Voici donc que depuis 2011 nous nous exprimons successivement sur le Projet régional de Santé et ses divers volets que sont le Schéma Régional d’Organisation Médico-social, le Schéma Régional de Prévention et donc le Schéma Régional d’Organisation des Soins, dont une modification nous est présentée aujourd’hui.

Même si ce dernier relève exclusivement du champ de compétence de l’ARS, les différents volets de ce schéma concernent l’ensemble des nordistes dans leur rapport à la santé et à l’organisation et la répartition de son offre.

Nous avons donc un regard particulièrement pointu et avisé compte tenu de notre relation de proximité particulière avec les populations de nos territoires confrontées à la problématique de santé au quotidien dans nos Services de Prévention Santé et de Protection Maternelle et Infantile. Je vous rappelle pour mémoire les trois leviers stratégiques du Projet Régional de Santé que nous avons validé : l’éducation à la santé, le travail sur les déterminants de santé environnementaux et la précarité.

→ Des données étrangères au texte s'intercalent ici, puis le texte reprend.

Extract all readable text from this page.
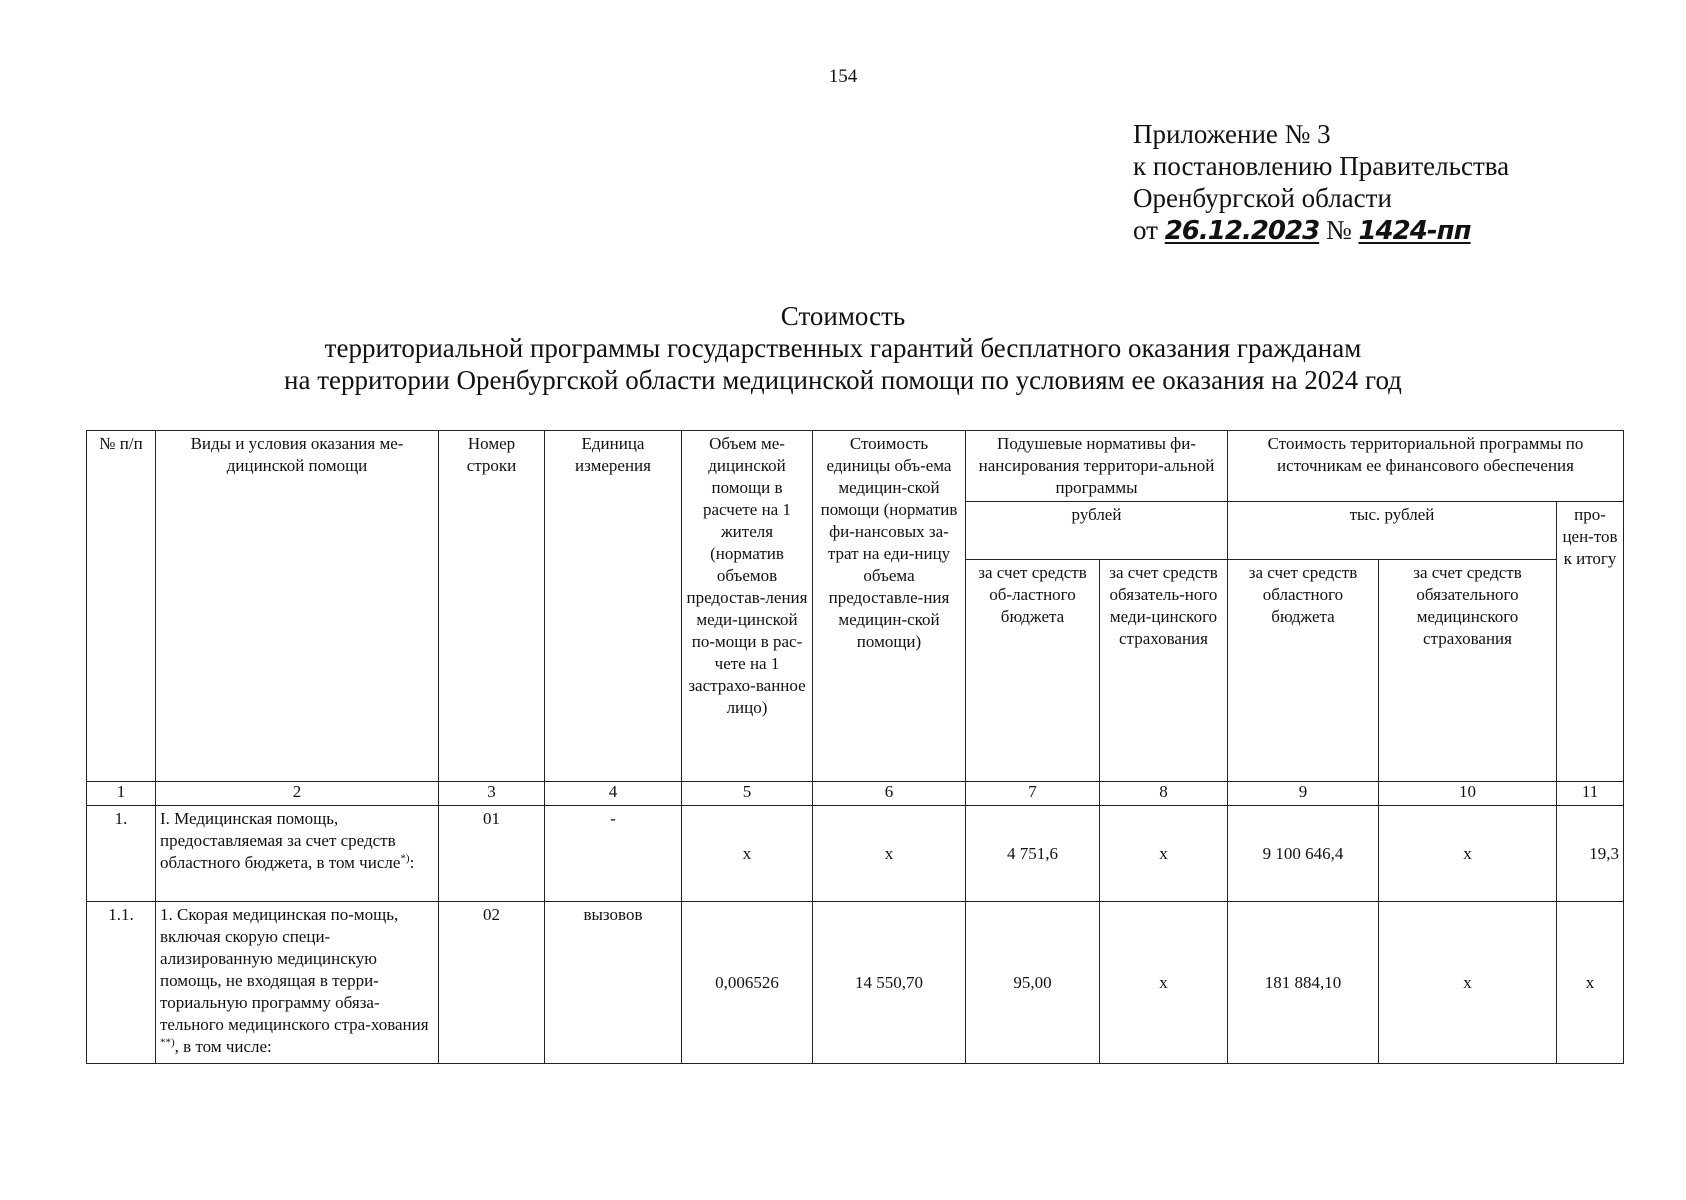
154
Приложение № 3
к постановлению Правительства
Оренбургской области
от 26.12.2023 № 1424-пп
Стоимость
территориальной программы государственных гарантий бесплатного оказания гражданам
на территории Оренбургской области медицинской помощи по условиям ее оказания на 2024 год
№ п/п	Виды и условия оказания ме-дицинской помощи	Номер строки	Единица измерения	Объем ме-дицинской помощи в расчете на 1 жителя (норматив объемов предостав-ления меди-цинской по-мощи в рас-чете на 1 застрахо-ванное лицо)	Стоимость единицы объ-ема медицин-ской помощи (норматив фи-нансовых за-трат на еди-ницу объема предоставле-ния медицин-ской помощи)	Подушевые нормативы фи-нансирования территори-альной программы		Стоимость территориальной программы по источникам ее финансового обеспечения		
						рублей		тыс. рублей		про-цен-тов к итогу
						за счет средств об-ластного бюджета	за счет средств обязатель-ного меди-цинского страхования	за счет средств областного бюджета	за счет средств обязательного медицинского страхования	
1	2	3	4	5	6	7	8	9	10	11
1.	I. Медицинская помощь, предоставляемая за счет средств областного бюджета, в том числе*):	01	-	х	х	4 751,6	х	9 100 646,4	х	19,3
1.1.	1. Скорая медицинская по-мощь, включая скорую специ-ализированную медицинскую помощь, не входящая в терри-ториальную программу обяза-тельного медицинского стра-хования **), в том числе:	02	вызовов	0,006526	14 550,70	95,00	х	181 884,10	х	х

Car si la surconsommation de soins s’explique quasi totalement par la morbidité et la précarité dans notre département, l’effet d’offre de soin est aussi déterminant en fonction des secteurs géographiques.

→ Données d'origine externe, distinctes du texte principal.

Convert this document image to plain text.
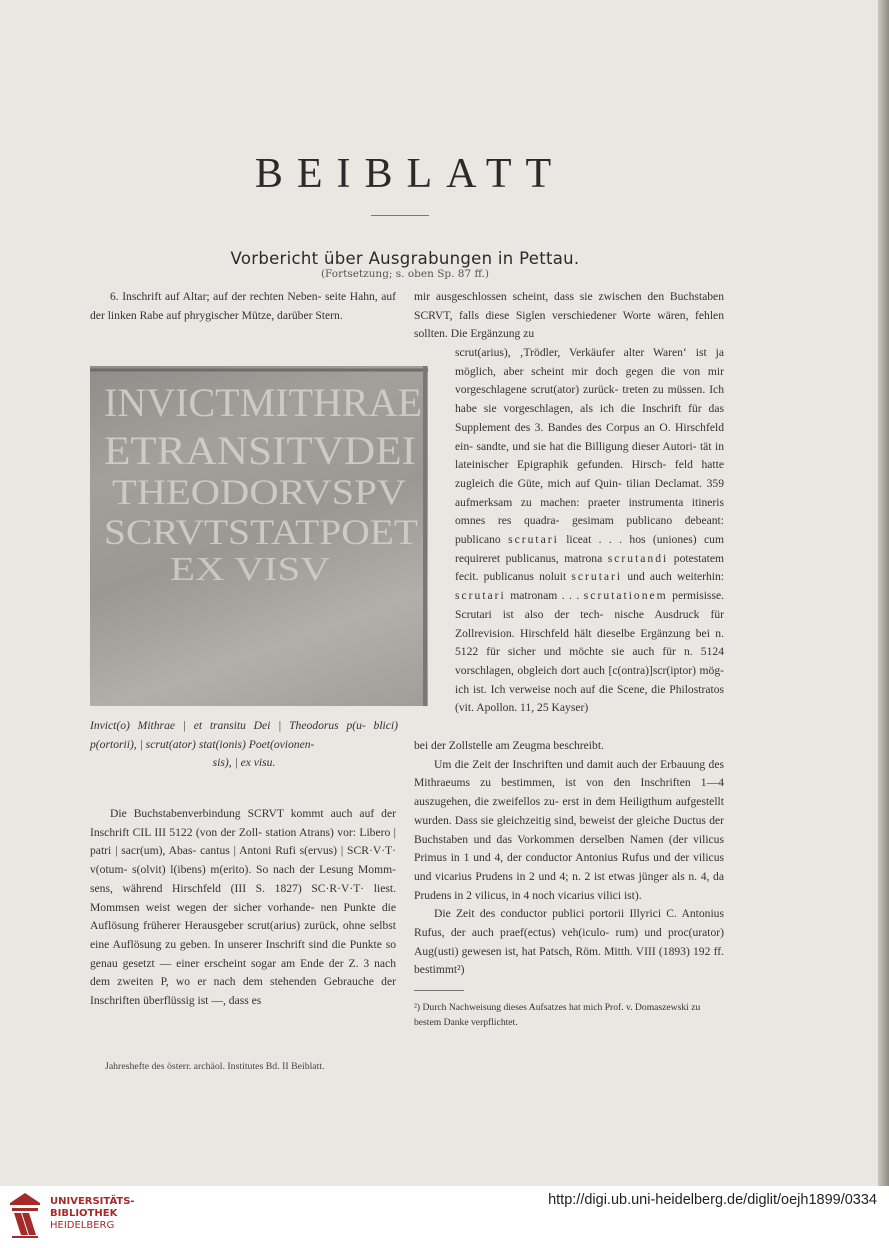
BEIBLATT
Vorbericht über Ausgrabungen in Pettau.
(Fortsetzung; s. oben Sp. 87 ff.)

6. Inschrift auf Altar; auf der rechten Neben- seite Hahn, auf der linken Rabe auf phrygischer Mütze, darüber Stern.

INVICTMITHRAE
ETRANSITVDEI
THEODORVSPV
SCRVTSTATPOET
EX VISV
Invict(o) Mithrae | et transitu Dei | Theodorus p(u- blici) p(ortorii), | scrut(ator) stat(ionis) Poet(ovionen-
sis), | ex visu.

Die Buchstabenverbindung SCRVT kommt auch auf der Inschrift CIL III 5122 (von der Zoll- station Atrans) vor: Libero | patri | sacr(um), Abas- cantus | Antoni Rufi s(ervus) | SCR·V·T· v(otum- s(olvit) l(ibens) m(erito). So nach der Lesung Momm- sens, während Hirschfeld (III S. 1827) SC·R·V·T· liest. Mommsen weist wegen der sicher vorhande- nen Punkte die Auflösung früherer Herausgeber scrut(arius) zurück, ohne selbst eine Auflösung zu geben. In unserer Inschrift sind die Punkte so genau gesetzt — einer erscheint sogar am Ende der Z. 3 nach dem zweiten P, wo er nach dem stehenden Gebrauche der Inschriften überflüssig ist —, dass es

Jahreshefte des österr. archäol. Institutes Bd. II Beiblatt.

mir ausgeschlossen scheint, dass sie zwischen den Buchstaben SCRVT, falls diese Siglen verschiedener Worte wären, fehlen sollten. Die Ergänzung zu

scrut(arius), ‚Trödler, Verkäufer alter Waren‘ ist ja möglich, aber scheint mir doch gegen die von mir vorgeschlagene scrut(ator) zurück- treten zu müssen. Ich habe sie vorgeschlagen, als ich die Inschrift für das Supplement des 3. Bandes des Corpus an O. Hirschfeld ein- sandte, und sie hat die Billigung dieser Autori- tät in lateinischer Epigraphik gefunden. Hirsch- feld hatte zugleich die Güte, mich auf Quin- tilian Declamat. 359 aufmerksam zu machen: praeter instrumenta itineris omnes res quadra- gesimam publicano debeant: publicano scrutari liceat . . . hos (uniones) cum requireret publicanus, matrona scrutandi potestatem fecit. publicanus noluit scrutari und auch weiterhin: scrutari matronam . . . scrutationem permisisse. Scrutari ist also der tech- nische Ausdruck für Zollrevision. Hirschfeld hält dieselbe Ergänzung bei n. 5122 für sicher und möchte sie auch für n. 5124 vorschlagen, obgleich dort auch [c(ontra)]scr(iptor) mög- ich ist. Ich verweise noch auf die Scene, die Philostratos (vit. Apollon. 11, 25 Kayser)

bei der Zollstelle am Zeugma beschreibt.

Um die Zeit der Inschriften und damit auch der Erbauung des Mithraeums zu bestimmen, ist von den Inschriften 1—4 auszugehen, die zweifellos zu- erst in dem Heiligthum aufgestellt wurden. Dass sie gleichzeitig sind, beweist der gleiche Ductus der Buchstaben und das Vorkommen derselben Namen (der vilicus Primus in 1 und 4, der conductor Antonius Rufus und der vilicus und vicarius Prudens in 2 und 4; n. 2 ist etwas jünger als n. 4, da Prudens in 2 vilicus, in 4 noch vicarius vilici ist).

Die Zeit des conductor publici portorii Illyrici C. Antonius Rufus, der auch praef(ectus) veh(iculo- rum) und proc(urator) Aug(usti) gewesen ist, hat Patsch, Röm. Mitth. VIII (1893) 192 ff. bestimmt²)

²) Durch Nachweisung dieses Aufsatzes hat mich Prof. v. Domaszewski zu bestem Danke verpflichtet.
UNIVERSITÄTS-
BIBLIOTHEK
HEIDELBERG
http://digi.ub.uni-heidelberg.de/diglit/oejh1899/0334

Ainsi ce Schéma qui nous est soumis aujourd’hui je le rappelle impacte énormément le quotidien des nordistes dans leur parcours de soins.

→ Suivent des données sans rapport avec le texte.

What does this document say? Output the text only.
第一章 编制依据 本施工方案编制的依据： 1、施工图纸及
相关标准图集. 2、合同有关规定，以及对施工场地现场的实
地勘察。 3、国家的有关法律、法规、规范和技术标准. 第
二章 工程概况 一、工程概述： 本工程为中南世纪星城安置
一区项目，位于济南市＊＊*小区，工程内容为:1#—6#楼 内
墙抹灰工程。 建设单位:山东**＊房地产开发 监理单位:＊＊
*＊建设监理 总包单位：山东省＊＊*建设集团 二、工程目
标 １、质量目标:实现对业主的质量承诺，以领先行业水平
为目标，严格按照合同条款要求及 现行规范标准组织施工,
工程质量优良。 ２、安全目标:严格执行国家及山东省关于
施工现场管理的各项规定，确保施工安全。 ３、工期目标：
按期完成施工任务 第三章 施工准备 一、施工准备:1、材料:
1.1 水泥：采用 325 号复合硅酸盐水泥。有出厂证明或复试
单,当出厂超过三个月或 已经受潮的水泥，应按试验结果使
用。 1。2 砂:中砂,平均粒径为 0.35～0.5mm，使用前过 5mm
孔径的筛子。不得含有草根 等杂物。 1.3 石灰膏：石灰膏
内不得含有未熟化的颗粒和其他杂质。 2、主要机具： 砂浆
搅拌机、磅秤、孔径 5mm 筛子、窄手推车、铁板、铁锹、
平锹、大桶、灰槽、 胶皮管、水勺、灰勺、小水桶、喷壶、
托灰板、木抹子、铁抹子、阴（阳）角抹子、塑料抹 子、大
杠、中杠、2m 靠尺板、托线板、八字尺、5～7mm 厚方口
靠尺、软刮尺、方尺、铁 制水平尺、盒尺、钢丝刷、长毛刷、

Concernant la méthode de classification nationale nous pouvons d’ores et déjà regretter qu’elle se traduise au niveau régional par une absence de prise en compte des indicateurs de besoin de la population. C’est un premier point.

Ensuite, nous remarquons que la réalité du secteur public, sanitaire ou médico-social, n’est pas non plus analysée et mise en corrélation avec celle du secteur libéral. C’est un regret.

Les options prises ne doivent pas freiner le renforcement des structures médico-sociales dans les zones prioritaires, notamment les Services de Soins Infirmiers à Domicile.

Car je le rappelle le système de santé ne doit pas être pensé sans ce nécessaire impératif de potentialiser les zones déficitaires en professionnels de santé.

Nous constatons en outre une nouvelle fois que les transferts indirects entre le sanitaire et le médico-social ne sont pas clairement évoqués alors qu’ils sont au cœur des pratiques liées à la tarification à l’acte.

La fongibilité asymétrique des crédits entre les deux n’est pas non plus évoquée, alors que l’ARS gère le Fonds d’Intervention régional Pour corriger la situation sanitaire très dégradée dans notre département, il nous faut à nouveau réaffirmer la nécessité de bénéficier de moyens supplémentaires.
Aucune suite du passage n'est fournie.